Depuis 2021, plus de 8 500 assemblées générales de copropriétés ont approuvé ce dispositif, confirmant son acceptation par les syndics et copropriétaires. Pierre Eymard, directeur général de Logivolt, prédit qu'à l'avenir, recharger sa voiture électrique à domicile deviendra aussi banal que recharger un téléphone.
Défis économiques pour atteindre les objectifs de 2030
En avril 2026, le ministre Roland Lescure a fixé l'objectif de 26 000 immeubles équipés d'ici 2030. Il reste à vérifier si les 500 millions d'euros suffiront pour atteindre cet objectif. Cela représente environ 19 200 euros par immeuble, mais les coûts réels varient selon la configuration et les besoins spécifiques des bâtiments. Des financements supplémentaires pourraient être nécessaires.
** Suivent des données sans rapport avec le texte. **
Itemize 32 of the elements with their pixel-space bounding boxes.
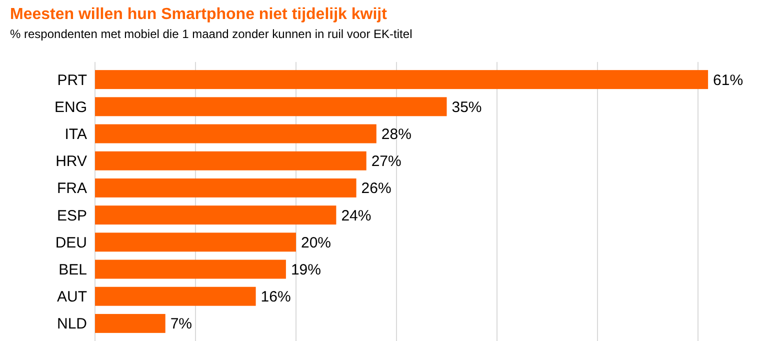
bar bbox=[95, 70, 708, 90]
chart-subtitle: % respondenten met mobiel die 1 maand zonder kunnen in ruil voor EK-titel bbox=[10, 27, 412, 41]
data-label: 16% bbox=[260, 288, 291, 306]
bar bbox=[95, 124, 376, 144]
y-tick-label: ENG bbox=[54, 98, 87, 116]
bar bbox=[95, 286, 256, 306]
data-label: 19% bbox=[290, 262, 321, 278]
bar bbox=[95, 232, 296, 252]
data-label: 28% bbox=[381, 126, 412, 143]
bar bbox=[95, 260, 286, 279]
data-label: 26% bbox=[361, 180, 392, 198]
bar bbox=[95, 314, 166, 333]
data-label: 27% bbox=[371, 153, 402, 170]
bar bbox=[95, 178, 356, 198]
bar bbox=[95, 151, 366, 170]
chart-title: Meesten willen hun Smartphone niet tijdelijk kwijt bbox=[10, 6, 388, 23]
y-tick-label: AUT bbox=[57, 288, 87, 306]
y-tick-label: NLD bbox=[56, 316, 88, 333]
y-tick-label: DEU bbox=[55, 234, 87, 252]
data-label: 24% bbox=[341, 207, 372, 224]
y-tick-label: BEL bbox=[58, 262, 87, 278]
y-tick-label: FRA bbox=[57, 180, 87, 198]
y-tick-label: ESP bbox=[56, 207, 87, 224]
data-label: 61% bbox=[713, 72, 744, 89]
bar bbox=[95, 206, 336, 225]
data-label: 20% bbox=[301, 234, 332, 252]
y-tick-label: HRV bbox=[56, 153, 87, 170]
data-label: 7% bbox=[170, 316, 192, 333]
data-label: 35% bbox=[452, 98, 482, 116]
y-tick-label: PRT bbox=[57, 72, 87, 89]
bar bbox=[95, 97, 447, 116]
y-tick-label: ITA bbox=[64, 126, 87, 143]
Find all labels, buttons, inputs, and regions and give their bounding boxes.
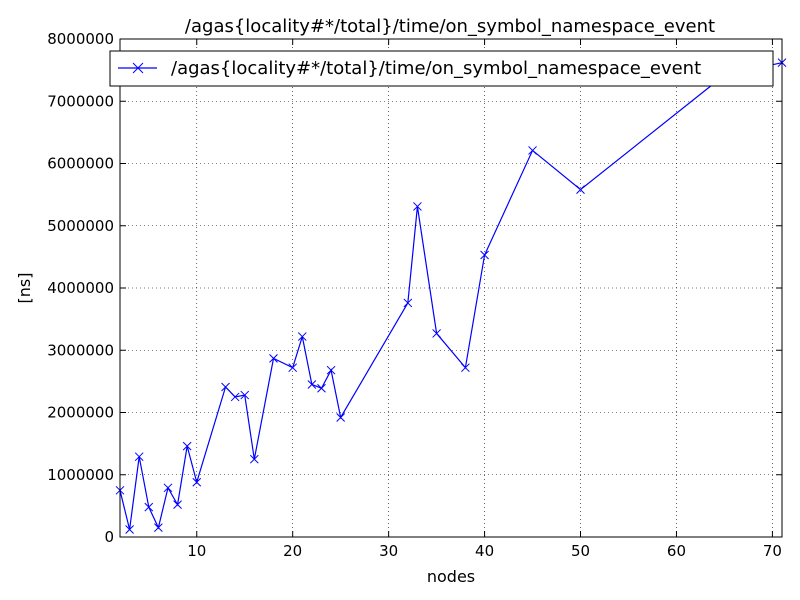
data-point (307, 380, 317, 389)
data-point (576, 185, 585, 194)
data-point (528, 146, 537, 155)
y-tick-label: 1000000 (47, 466, 114, 484)
y-tick-label: 3000000 (47, 341, 114, 359)
data-point (288, 363, 298, 373)
data-point (134, 452, 144, 462)
y-tick-label: 6000000 (47, 155, 114, 173)
data-point (154, 523, 163, 533)
data-point (297, 332, 307, 341)
y-axis-label: [ns] (15, 273, 34, 304)
x-tick-label: 40 (475, 542, 494, 560)
x-tick-label: 10 (187, 542, 206, 560)
data-point (432, 329, 441, 338)
y-tick-label: 0 (104, 528, 114, 546)
data-point (461, 363, 470, 373)
x-tick-label: 20 (283, 542, 302, 560)
data-point (182, 441, 192, 451)
data-point (144, 502, 154, 512)
data-point (336, 413, 346, 422)
y-tick-label: 4000000 (47, 279, 114, 297)
data-point (269, 353, 278, 363)
grid-lines (120, 38, 782, 538)
data-point (192, 477, 202, 487)
chart-title: /agas{locality#*/total}/time/on_symbol_n… (185, 16, 715, 37)
data-point (240, 390, 250, 400)
axis-ticks (120, 38, 782, 538)
legend-entry-label: /agas{locality#*/total}/time/on_symbol_n… (171, 58, 701, 79)
data-point (173, 500, 182, 509)
data-point (163, 483, 173, 493)
x-tick-label: 30 (379, 542, 398, 560)
x-tick-label: 60 (667, 542, 686, 560)
legend: /agas{locality#*/total}/time/on_symbol_n… (109, 50, 774, 87)
data-point (230, 392, 240, 402)
x-tick-label: 70 (763, 542, 782, 560)
plot-frame (119, 38, 783, 538)
data-point (413, 202, 422, 211)
data-point (480, 250, 489, 260)
y-tick-label: 5000000 (47, 217, 114, 235)
data-point (326, 365, 336, 375)
data-point (403, 298, 413, 308)
data-point (125, 525, 134, 534)
y-tick-label: 7000000 (47, 92, 114, 110)
x-axis-label: nodes (427, 567, 475, 586)
data-point (317, 383, 326, 393)
data-point (221, 382, 230, 392)
legend-marker (132, 62, 144, 74)
y-tick-label: 8000000 (47, 30, 114, 48)
axis-tick-labels: 10 20 30 40 50 60 70 0 1000000 2000000 3000000 4000… (47, 30, 782, 560)
data-point (249, 454, 259, 464)
y-tick-label: 2000000 (47, 404, 114, 422)
legend-box (109, 50, 774, 87)
x-tick-label: 50 (571, 542, 590, 560)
Les logements sociaux, bien que prioritaires pour Logivolt, posent un défi économique particulier. Le pouvoir d'achat limité des résidents risque de réduire le taux d'occupation des bornes, allongeant ainsi le retour sur investissement. Logivolt pourrait devoir ajuster son modèle économique ou obtenir des subventions pour assurer la viabilité de ces installations.
La recharge résidentielle, un nouveau secteur en croissance
La collecte de fonds de Logivolt révèle un potentiel d'investissement dans la transition énergétique. Contrairement aux bornes publiques, la recharge résidentielle offre un usage prévisible et régulier, attirant les investisseurs comme un actif stable à long terme. Alors que la France compte déjà 185 000 points de recharge publics et 1,6 million chez les particuliers, l'objectif est maintenant de rattraper le retard des copropriétés. La question reste de savoir si Logivolt pourra maintenir la gratuité promise aux copropriétés malgré des coûts d'installation potentiellement croissants.